What are the three transformations classified as "Rigid Motion"?

Why are these transformations called Rigid Motion?

## Below is a graph of Triangle ABC, then a translation (left 4), then a reflection (across the x-axis), then a rotation (90 degrees counter-clockwise). Verify these are rigid motions by checking that the area and perimeter remain unchanged for each triangle

## Draw Triangle ABC with points A(1,2), B(5,1), and C(4,2). Then draw Triangle DEF with points D(2,4), E(10,2), and F(8,4).

Explain how the two triangles pictured above are alike and how are they not alike.

Write down the coordinates for point A and point D. Do you notice any connection?

Do you see the same connection for the other 2 points? Explain.

## Use this picture to answer the questions that follow.
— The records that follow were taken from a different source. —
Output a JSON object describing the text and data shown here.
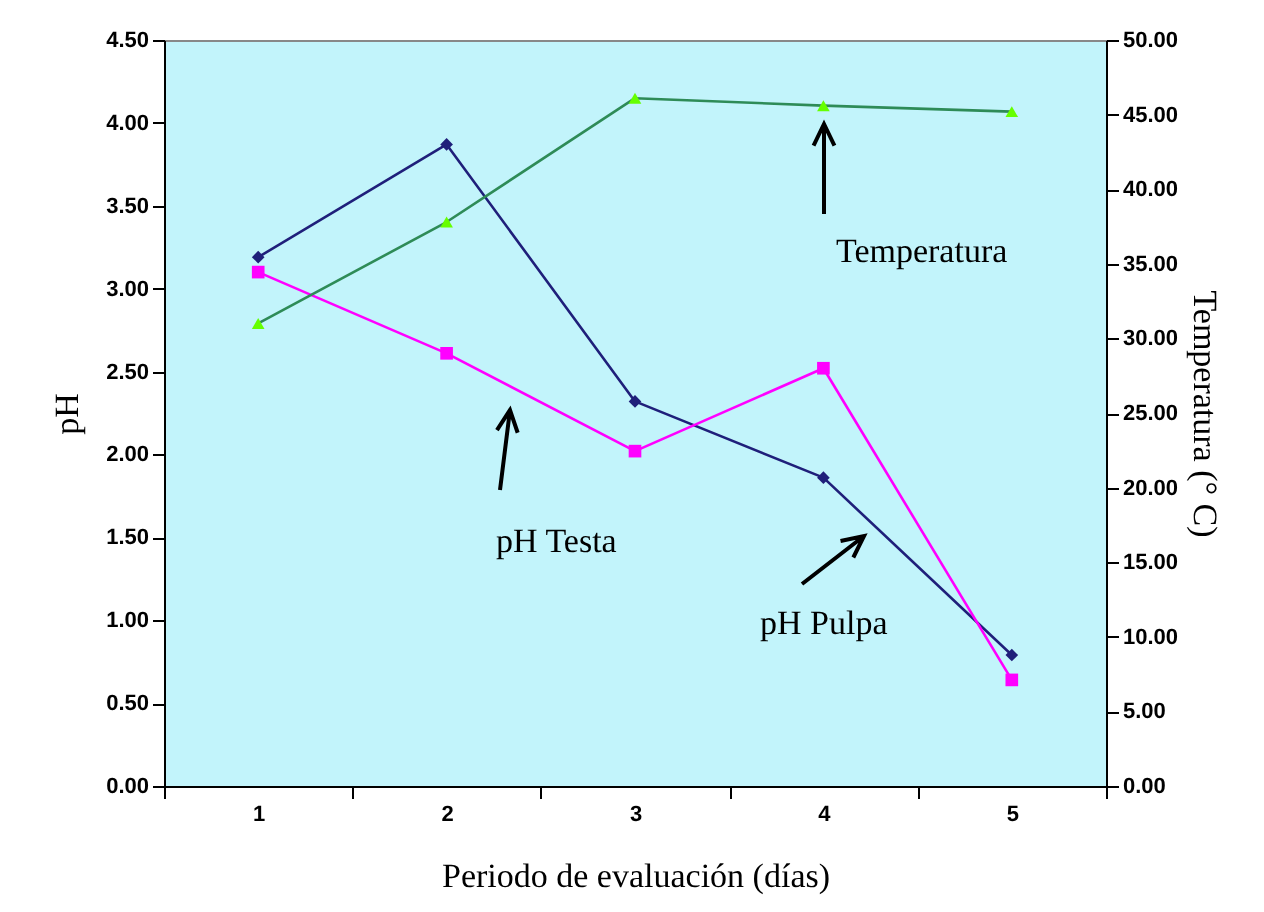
{
  "chart_data": {
    "type": "line",
    "xlabel": "Periodo de evaluación (días)",
    "ylabel": "pH",
    "y2label": "Temperatura  (° C)",
    "categories": [
      "1",
      "2",
      "3",
      "4",
      "5"
    ],
    "series": [
      {
        "name": "pH Pulpa",
        "color": "#1f1f7a",
        "marker": "diamond",
        "values": [
          3.19,
          3.87,
          2.32,
          1.86,
          0.79
        ]
      },
      {
        "name": "pH Testa",
        "color": "#ff00ff",
        "marker": "square",
        "values": [
          3.1,
          2.61,
          2.02,
          2.52,
          0.64
        ]
      },
      {
        "name": "Temperatura",
        "color": "#2e8b57",
        "marker": "triangle",
        "axis": "y2",
        "values": [
          31.0,
          37.8,
          46.1,
          45.6,
          45.2
        ]
      }
    ],
    "ylim": [
      0,
      4.5
    ],
    "yticks": [
      {
        "value": 0,
        "label": "0.00"
      },
      {
        "value": 0.5,
        "label": "0.50"
      },
      {
        "value": 1,
        "label": "1.00"
      },
      {
        "value": 1.5,
        "label": "1.50"
      },
      {
        "value": 2,
        "label": "2.00"
      },
      {
        "value": 2.5,
        "label": "2.50"
      },
      {
        "value": 3,
        "label": "3.00"
      },
      {
        "value": 3.5,
        "label": "3.50"
      },
      {
        "value": 4,
        "label": "4.00"
      },
      {
        "value": 4.5,
        "label": "4.50"
      }
    ],
    "y2lim": [
      0,
      50
    ],
    "y2ticks": [
      {
        "value": 0,
        "label": "0.00"
      },
      {
        "value": 5,
        "label": "5.00"
      },
      {
        "value": 10,
        "label": "10.00"
      },
      {
        "value": 15,
        "label": "15.00"
      },
      {
        "value": 20,
        "label": "20.00"
      },
      {
        "value": 25,
        "label": "25.00"
      },
      {
        "value": 30,
        "label": "30.00"
      },
      {
        "value": 35,
        "label": "35.00"
      },
      {
        "value": 40,
        "label": "40.00"
      },
      {
        "value": 45,
        "label": "45.00"
      },
      {
        "value": 50,
        "label": "50.00"
      }
    ],
    "grid": false
  }
}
Move the points around in the picture above. What do you notice about the corresponding coordinates?

## Draw Triangle A'B'C' after a dilation using a Scale Factor of 3. (that means, find the coordinates for points A,B, and C, then multiply the x and y coordiantes by 3).

## Use this picture to answer the questions that follow.

So, we know that when (0,0) is the center of dilation, the coordinate points are multiplied by the same scale factor. Look at Point A and Point A' in the above diagram. What is the scale factor of this dilation?

What pattern do you notice about the corresponding side lengths? Are they multiplied by the same scale factor?

Does the Area increase by the same scale factor?

Move the points around in the picture above. Do your answers above stay the same?

## Use this picture to answer the questions that follow.

What is the scale factor of the dilation pictured above?

Where is the center of dilation?

What happens to the corresponding angles when the shape is dilated? Feel free to move the points around to see the pattern.

Do the angles increase by the Scale Factor?